Der günstigste Pkw auf dem deutschen Markt ist der Dacia Sandero, der bereits ab 11.300 Euro erhältlich ist. Von diesem Hersteller gibt es auch das derzeit “günstigste” E-Auto. Der mal eben doppelt so teure Dacia Spring ist ab 22.750 Euro erhältlich. In einer Klasse darunter gibt es als kompakten City-Stromer mit Platz für zwei Personen ab knapp 8.000 Euro den Opel Rocks-e (siehe Foto). Er ist das deutsche Pendant zum französischen Citroën Ami. Der Renault Twizy ist ab einem Basispreis von zirka 11.500 Euro erhältlich. 

Unter den Verbrennern hat der ADAC noch den Fiat Panda aus Italien, der Citroën C3 aus Frankreich und der Mitsubishi Space Star ausgemacht. Die vier Importmodelle wurden im ADAC Autotest genau untersucht und verglichen.

Der Dacia Sandero TCe90 Expression gewinnt den Vergleichstext mit der Note 3,0 und erhält eine klare Kaufempfehlung. Er basiert auf dem aktuellen Renault Clio/Captur, bietet am meisten Platz, den stärksten Motor und eine umfangreiche Komfort- und Sicherheitsausstattung zu einem günstigen Preis. Der Citroën C3 PureTech 83 You! belegt den zweiten Platz (Note 3,2) mit harmonischen Fahreigenschaften und ausreichendem Platzangebot. Der veraltete Mitsubishi Space Star 1.2 wird Dritter (Note 4,1) aufgrund spärlicher Ausstattung – auf Klimaanlage, Radio und Zentralverriegelung wird verzichtet – und fehlender Sicherheitssysteme. Schlusslicht ist der Fiat Panda 1.0 GSE Hybrid (Note 4,4) aufgrund von Sicherheitsmängeln und unzeitgemäßer Sicherheitsausstattung. Beispielsweise hat Fiat ab dem Modelljahr 2023 den City Notbremsassistenten und die Seitenairbags vorne gestrichen.

Insgesamt hat sich das Preisniveau der vier Verbrenner-Modelle ebenso wie bei allen anderen Modellen im Fahrzeugmarkt in den letzten zehn Jahren stark nach oben entwickelt. Der Mitsubishi legte um 47 Prozent zu, der Fiat sogar um 61 Prozent. Den deutlichsten Preisanstieg gab es beim Sandero: Bis 2019 war er für weniger als 7.000 Euro zu haben, heute beginnt der Modelleinstieg mit dem Basismotor bei 11.300 Euro.
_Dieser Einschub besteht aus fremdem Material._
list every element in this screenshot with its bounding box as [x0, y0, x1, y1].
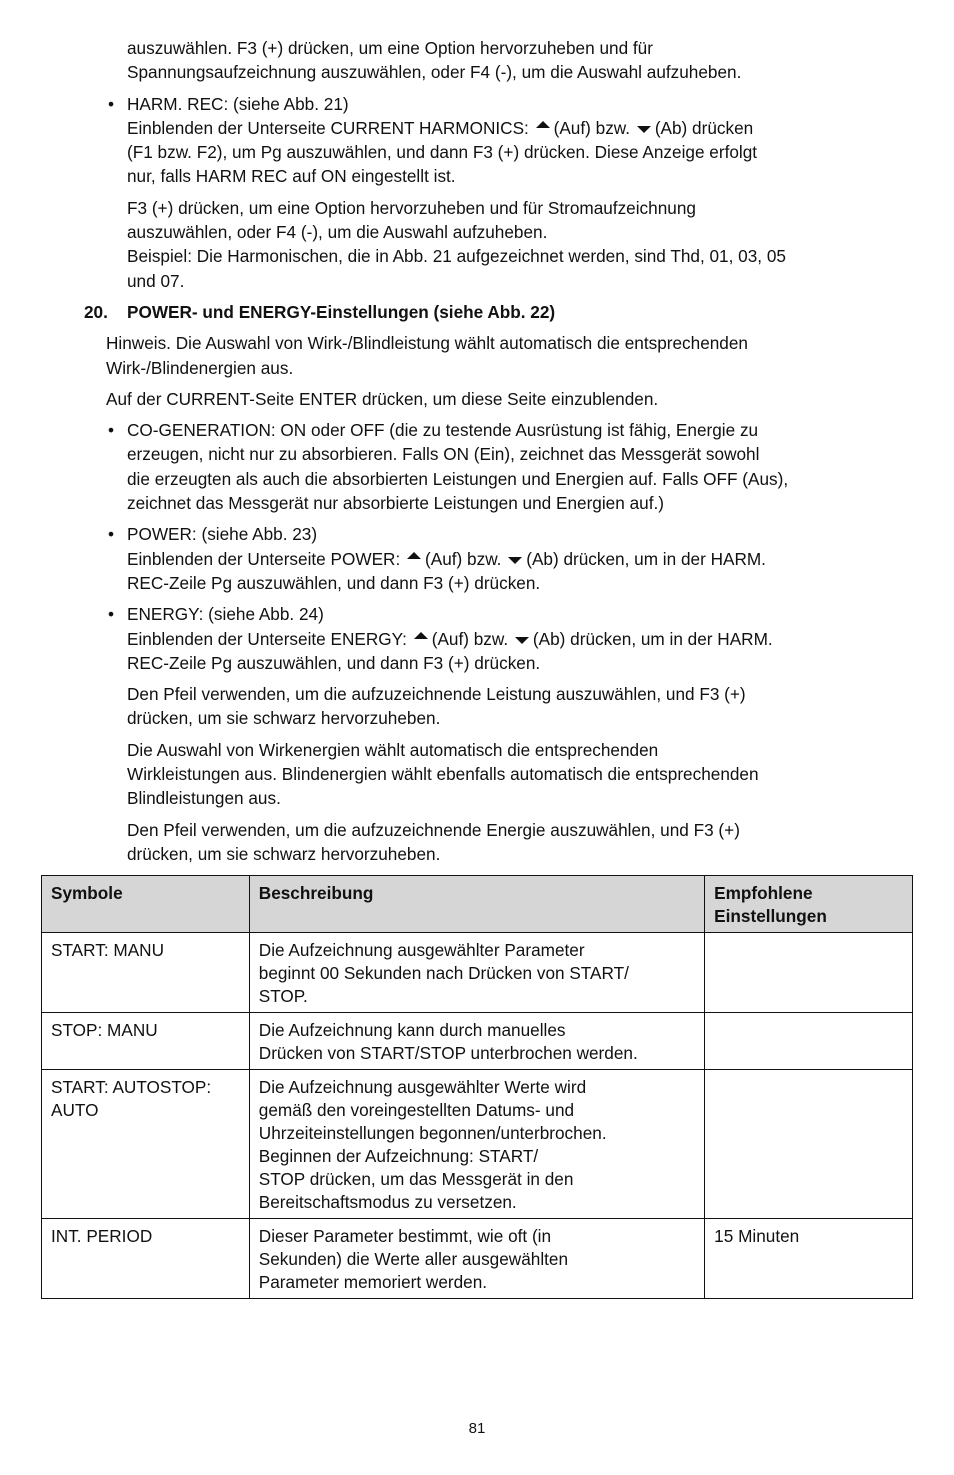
harm-rec-example: Beispiel: Die Harmonischen, die in Abb. 21 aufgezeichnet werden, sind Thd, 01, 03, 05	[127, 246, 786, 267]
description-text: STOP.	[258, 986, 308, 1006]
energy-title: ENERGY: (siehe Abb. 24)	[127, 604, 324, 625]
page-body	[0, 36, 954, 866]
symbol-text: START: MANU	[51, 940, 165, 960]
table-row	[42, 1070, 913, 1219]
symbol-text: START: AUTOSTOP:	[51, 1077, 212, 1097]
symbol-cell	[42, 1070, 250, 1219]
arrow-up-icon	[407, 552, 421, 559]
power-text: REC-Zeile Pg auszuwählen, und dann F3 (+) drücken.	[127, 572, 541, 593]
column-header-symbol: Symbole	[42, 876, 250, 933]
harm-rec-text: (Auf) bzw.	[553, 117, 631, 138]
energy-text: (Auf) bzw.	[431, 628, 509, 649]
description-text: beginnt 00 Sekunden nach Drücken von START/	[258, 963, 629, 983]
table-header-row	[42, 876, 913, 933]
harm-rec-text: nur, falls HARM REC auf ON eingestellt ist.	[127, 166, 456, 187]
table-row	[42, 1013, 913, 1070]
symbol-cell	[42, 1219, 250, 1299]
description-text: STOP drücken, um das Messgerät in den	[258, 1169, 574, 1189]
arrow-down-icon	[515, 637, 529, 644]
power-text: (Ab) drücken, um in der HARM.	[526, 548, 766, 569]
power-item	[127, 522, 910, 595]
energy-text: (Ab) drücken, um in der HARM.	[532, 628, 773, 649]
power-text: Einblenden der Unterseite POWER:	[127, 548, 401, 569]
symbol-text: STOP: MANU	[51, 1020, 158, 1040]
column-header-text: Einstellungen	[714, 906, 827, 926]
description-cell	[249, 1013, 704, 1070]
recommended-cell	[705, 1013, 913, 1070]
hinweis-text: Hinweis. Die Auswahl von Wirk-/Blindleistung wählt automatisch die entsprechenden	[106, 333, 748, 354]
recommended-cell: 15 Minuten	[705, 1219, 913, 1299]
energy-text: drücken, um sie schwarz hervorzuheben.	[127, 708, 441, 729]
energy-text: Den Pfeil verwenden, um die aufzuzeichnende Energie auszuwählen, und F3 (+)	[127, 819, 740, 840]
cogeneration-text: zeichnet das Messgerät nur absorbierte Leistungen und Energien auf.)	[127, 493, 664, 514]
description-text: Dieser Parameter bestimmt, wie oft (in	[258, 1226, 552, 1246]
cogeneration-text: die erzeugten als auch die absorbierten Leistungen und Energien auf. Falls OFF (Aus),	[127, 468, 789, 489]
symbol-text: INT. PERIOD	[51, 1226, 153, 1246]
harm-rec-text: Einblenden der Unterseite CURRENT HARMONICS:	[127, 117, 529, 138]
section-heading	[84, 300, 910, 324]
intro-paragraph	[127, 36, 910, 85]
page-number: 81	[468, 1420, 486, 1437]
hinweis-text: Wirk-/Blindenergien aus.	[106, 357, 294, 378]
description-text: Die Aufzeichnung kann durch manuelles	[258, 1020, 566, 1040]
energy-paragraph-selection	[127, 738, 910, 811]
description-text: Beginnen der Aufzeichnung: START/	[258, 1146, 539, 1166]
section-number: 20.	[84, 301, 108, 322]
description-text: Sekunden) die Werte aller ausgewählten	[258, 1249, 569, 1269]
symbol-cell	[42, 1013, 250, 1070]
intro-line: Spannungsaufzeichnung auszuwählen, oder F4 (-), um die Auswahl aufzuheben.	[127, 62, 742, 83]
section-title: POWER- und ENERGY-Einstellungen (siehe Abb. 22)	[127, 301, 556, 322]
description-text: Uhrzeiteinstellungen begonnen/unterbrochen.	[258, 1123, 607, 1143]
energy-text: drücken, um sie schwarz hervorzuheben.	[127, 843, 441, 864]
arrow-up-icon	[414, 632, 428, 639]
intro-line: auszuwählen. F3 (+) drücken, um eine Option hervorzuheben und für	[127, 38, 653, 58]
energy-text: Wirkleistungen aus. Blindenergien wählt ebenfalls automatisch die entsprechenden	[127, 764, 759, 785]
energy-text: Die Auswahl von Wirkenergien wählt automatisch die entsprechenden	[127, 739, 659, 760]
table-row	[42, 1219, 913, 1299]
description-text: gemäß den voreingestellten Datums- und	[258, 1100, 575, 1120]
energy-text: Blindleistungen aus.	[127, 788, 281, 809]
arrow-down-icon	[508, 557, 522, 564]
harm-rec-text: F3 (+) drücken, um eine Option hervorzuheben und für Stromaufzeichnung	[127, 197, 696, 218]
arrow-down-icon	[637, 126, 651, 133]
table-row	[42, 933, 913, 1013]
description-text: Parameter memoriert werden.	[258, 1272, 488, 1292]
hinweis-paragraph	[106, 331, 910, 380]
harm-rec-item	[127, 92, 910, 189]
harm-rec-text: (F1 bzw. F2), um Pg auszuwählen, und dann F3 (+) drücken. Diese Anzeige erfolgt	[127, 142, 758, 163]
column-header-text: Empfohlene	[714, 883, 813, 903]
power-title: POWER: (siehe Abb. 23)	[127, 524, 318, 545]
cogeneration-text: erzeugen, nicht nur zu absorbieren. Falls ON (Ein), zeichnet das Messgerät sowohl	[127, 444, 760, 465]
harm-rec-example: und 07.	[127, 270, 185, 291]
description-cell	[249, 933, 704, 1013]
description-cell	[249, 1219, 704, 1299]
harm-rec-text: (Ab) drücken	[654, 117, 754, 138]
harm-rec-paragraph	[127, 196, 910, 293]
energy-text: REC-Zeile Pg auszuwählen, und dann F3 (+) drücken.	[127, 652, 541, 673]
arrow-up-icon	[536, 121, 550, 128]
recommended-cell	[705, 1070, 913, 1219]
cogeneration-text: CO-GENERATION: ON oder OFF (die zu testende Ausrüstung ist fähig, Energie zu	[127, 420, 759, 441]
power-text: (Auf) bzw.	[425, 548, 502, 569]
current-page-text: Auf der CURRENT-Seite ENTER drücken, um diese Seite einzublenden.	[106, 388, 659, 409]
cogeneration-item	[127, 418, 910, 515]
description-cell	[249, 1070, 704, 1219]
harm-rec-text: auszuwählen, oder F4 (-), um die Auswahl aufzuheben.	[127, 222, 548, 243]
recommended-cell	[705, 933, 913, 1013]
energy-paragraph-power	[127, 682, 910, 731]
harm-rec-title: HARM. REC: (siehe Abb. 21)	[127, 93, 349, 114]
settings-table	[41, 875, 913, 1299]
column-header-recommended	[705, 876, 913, 933]
energy-paragraph-energy	[127, 818, 910, 867]
symbol-cell	[42, 933, 250, 1013]
description-text: Bereitschaftsmodus zu versetzen.	[258, 1192, 517, 1212]
description-text: Drücken von START/STOP unterbrochen werden.	[258, 1043, 638, 1063]
description-text: Die Aufzeichnung ausgewählter Werte wird	[258, 1077, 587, 1097]
column-header-description: Beschreibung	[249, 876, 704, 933]
energy-text: Einblenden der Unterseite ENERGY:	[127, 628, 407, 649]
current-page-paragraph	[106, 387, 910, 411]
description-text: Die Aufzeichnung ausgewählter Parameter	[258, 940, 585, 960]
symbol-text: AUTO	[51, 1100, 99, 1120]
energy-item	[127, 602, 910, 675]
energy-text: Den Pfeil verwenden, um die aufzuzeichnende Leistung auszuwählen, und F3 (+)	[127, 684, 746, 705]
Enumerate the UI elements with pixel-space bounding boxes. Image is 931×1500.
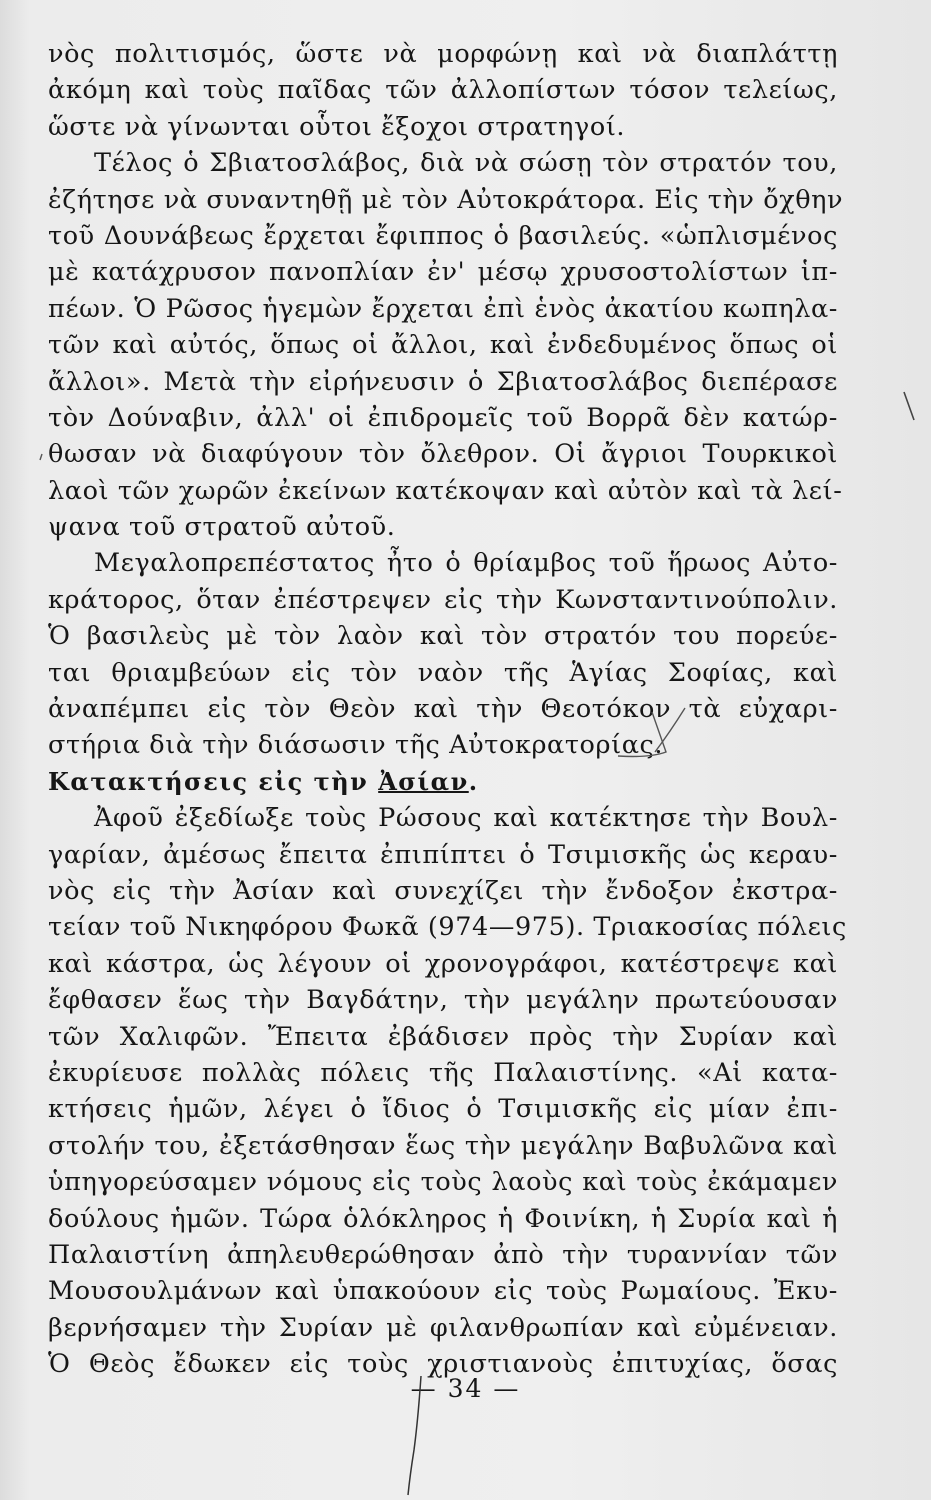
heading-period: .	[468, 766, 479, 796]
text-line: τῶν καὶ αὐτός, ὅπως οἱ ἄλλοι, καὶ ἐνδεδυμένος ὅπως οἱ	[48, 330, 838, 361]
text-line: θωσαν νὰ διαφύγουν τὸν ὄλεθρον. Οἱ ἄγριοι Τουρκικοὶ	[48, 439, 838, 470]
text-line: κράτορος, ὅταν ἐπέστρεψεν εἰς τὴν Κωνσταντινούπολιν.	[48, 584, 838, 615]
text-line: Ὁ βασιλεὺς μὲ τὸν λαὸν καὶ τὸν στρατόν του πορεύε-	[48, 621, 838, 652]
body-text	[48, 36, 847, 1382]
section-heading	[48, 764, 838, 800]
paragraph-first-line: Ἀφοῦ ἐξεδίωξε τοὺς Ρώσους καὶ κατέκτησε τὴν Βουλ-	[94, 803, 838, 834]
text-line: γαρίαν, ἀμέσως ἔπειτα ἐπιπίπτει ὁ Τσιμισκῆς ὡς κεραυ-	[48, 839, 838, 870]
pencil-tick-mark	[904, 392, 914, 420]
text-line: ὑπηγορεύσαμεν νόμους εἰς τοὺς λαοὺς καὶ τοὺς ἐκάμαμεν	[48, 1167, 838, 1198]
text-line: νὸς εἰς τὴν Ἀσίαν καὶ συνεχίζει τὴν ἔνδοξον ἐκστρα-	[48, 875, 838, 906]
heading-text: Κατακτήσεις εἰς τὴν	[48, 766, 379, 796]
page-number: — 34 —	[410, 1374, 521, 1403]
text-line: ἀναπέμπει εἰς τὸν Θεὸν καὶ τὴν Θεοτόκον τὰ εὐχαρι-	[48, 694, 838, 725]
text-line: τοῦ Δουνάβεως ἔρχεται ἔφιππος ὁ βασιλεύς. «ὡπλισμένος	[48, 220, 838, 251]
text-line: νὸς πολιτισμός, ὥστε νὰ μορφώνῃ καὶ νὰ διαπλάττῃ	[48, 39, 838, 69]
text-line: Παλαιστίνη ἀπηλευθερώθησαν ἀπὸ τὴν τυραννίαν τῶν	[48, 1239, 838, 1270]
text-line: Μουσουλμάνων καὶ ὑπακούουν εἰς τοὺς Ρωμαίους. Ἐκυ-	[48, 1276, 838, 1307]
text-line: βερνήσαμεν τὴν Συρίαν μὲ φιλανθρωπίαν καὶ εὐμένειαν.	[48, 1312, 838, 1343]
text-line: ἐκυρίευσε πολλὰς πόλεις τῆς Παλαιστίνης. «Αἱ κατα-	[48, 1057, 838, 1088]
text-line: ται θριαμβεύων εἰς τὸν ναὸν τῆς Ἁγίας Σοφίας, καὶ	[48, 657, 838, 688]
pencil-dot-mark	[40, 454, 42, 460]
text-line: ἀκόμη καὶ τοὺς παῖδας τῶν ἀλλοπίστων τόσον τελείως,	[48, 75, 838, 106]
text-line: μὲ κατάχρυσον πανοπλίαν ἐν' μέσῳ χρυσοστολίστων ἱπ-	[48, 257, 838, 288]
text-line: ψανα τοῦ στρατοῦ αὐτοῦ.	[48, 512, 396, 543]
text-line: ἄλλοι». Μετὰ τὴν εἰρήνευσιν ὁ Σβιατοσλάβος διεπέρασε	[48, 366, 838, 397]
text-line: στολήν του, ἐξετάσθησαν ἕως τὴν μεγάλην Βαβυλῶνα καὶ	[48, 1130, 838, 1161]
paragraph-first-line: Μεγαλοπρεπέστατος ἦτο ὁ θρίαμβος τοῦ ἥρωος Αὐτο-	[94, 548, 838, 579]
paragraph-first-line: Τέλος ὁ Σβιατοσλάβος, διὰ νὰ σώσῃ τὸν στρατόν του,	[94, 148, 838, 179]
text-line: ἔφθασεν ἕως τὴν Βαγδάτην, τὴν μεγάλην πρωτεύουσαν	[48, 985, 838, 1016]
text-line: ὥστε νὰ γίνωνται οὗτοι ἔξοχοι στρατηγοί.	[48, 111, 626, 142]
text-line: τείαν τοῦ Νικηφόρου Φωκᾶ (974—975). Τριακοσίας πόλεις	[48, 912, 847, 943]
text-line: καὶ κάστρα, ὡς λέγουν οἱ χρονογράφοι, κατέστρεψε καὶ	[48, 948, 838, 979]
text-line: πέων. Ὁ Ρῶσος ἡγεμὼν ἔρχεται ἐπὶ ἑνὸς ἀκατίου κωπηλα-	[48, 293, 838, 324]
text-line: λαοὶ τῶν χωρῶν ἐκείνων κατέκοψαν καὶ αὐτὸν καὶ τὰ λεί-	[48, 475, 843, 506]
text-line: Ὁ Θεὸς ἔδωκεν εἰς τοὺς χριστιανοὺς ἐπιτυχίας, ὅσας	[48, 1349, 838, 1380]
text-line: στήρια διὰ τὴν διάσωσιν τῆς Αὐτοκρατορίας.	[48, 730, 664, 761]
text-line: τὸν Δούναβιν, ἀλλ' οἱ ἐπιδρομεῖς τοῦ Βορρᾶ δὲν κατώρ-	[48, 402, 838, 433]
text-line: δούλους ἡμῶν. Τώρα ὁλόκληρος ἡ Φοινίκη, ἡ Συρία καὶ ἡ	[48, 1203, 838, 1234]
heading-underlined-word: Ἀσίαν	[378, 766, 469, 796]
text-line: ἐζήτησε νὰ συναντηθῇ μὲ τὸν Αὐτοκράτορα. Εἰς τὴν ὄχθην	[48, 184, 844, 215]
text-line: κτήσεις ἡμῶν, λέγει ὁ ἴδιος ὁ Τσιμισκῆς εἰς μίαν ἐπι-	[48, 1094, 838, 1125]
text-line: τῶν Χαλιφῶν. Ἔπειτα ἐβάδισεν πρὸς τὴν Συρίαν καὶ	[48, 1021, 838, 1052]
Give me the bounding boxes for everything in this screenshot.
Dies entspricht einer Teuerungsrate von 62 Prozent.

In wie fern Mitbewerber aus Fernost dazu beitragen die Fahrzeugpreise zu entspannen bleibt abzuwarten. Bislang rufen die chinesischen Hersteller in ihrer Heimat deutlich günstigere Preise auf und scheinen dagegen den deutschen Markt mit erheblichen Aufschlägen bedienen zu wollen.